Drummers ever since have considered Mitch Mitchell one of the true giants of percussion, a man who was all at once a solid drummer and an adventurous percussionist, his work sounding like that of two very busy musicians. But it was just him, a pale, skinny Englishman with outrageous hair and wild clothes flailing away behind a half dozen drums and cymbals, creating sinuous rhythms that seemed sometimes on the verge of getting away from him but never did. The man played the song, never doing more than was necessary and his playing always perfectly complementing the material. He was a musician’s musician, never showing off what he knew just because he could, but serving the song at hand, quiet if it was called for, wild and off-the-wall if required, and always superbly tasteful and unique to himself.
Many of his drum riffs became an integral part of the compositions, like in “Manic Depression,” “Fire” or the ballad “Little Wing,” to name but a bare handful. When Jimi Hendrix turned his guitar sound inside out on songs like his great cover of Dylan’s “All Along The Watchtower,” Mitchell was the rock of Gibraltar holding back the raging sea, but also subtly playing with the beat right in synch with Jimi’s guitar safaris to uncharted territory. Not many drummers could go where Jimi Hendrix went, but Mitch Mitchell could and did, his partner on stage and in the studio as an explorer, a musician and an innovator. Many times Hendrix would record basic tracks with just himself and Mitchell playing and feeding off each other to see where the music would take them, an unusual approach but a rewarding collaboratin.

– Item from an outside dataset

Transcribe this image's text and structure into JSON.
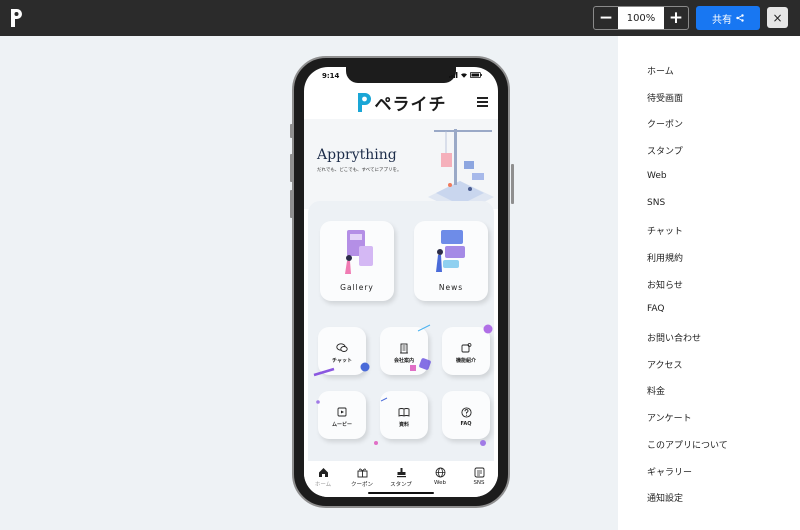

Jimi died at only 27 years old, but along with Mitch Mitchell and Noel Redding, who passed away in 2003, these three men created some of the best rock & roll music ever created from 1967 to 1969. The 3 studio albums this trio recorded were: “Are You Experienced,” “Electric Ladyland” and “Axis: Bold as Love.” After Noel Redding left the group in 1969 Mitchell recorded 3 more albums with Hendrix, continuing to grow and build on the Jimi Hendrix Experience sound with “Cry of Love,” “Rainbow Bridge” and “War Heroes.” These were released after Jimi’s untimely death in September of 1970, drawing on the wealth of unreleased Hendrix tracks.
Mitch Mitchell was 61 years old and had just finished playing a show of Hendrix material when he was found dead of natural causes in a Portland, Oregon hotel room. He never stopped playing drums and never stopped loving what he did for a living. The rest of us will never stop being in awe of his skill, his passion and his bold innovation. Bold as Love, indeed. Thank you Mitch Mitchell. You gave a lot more than you got, and there is no better legacy.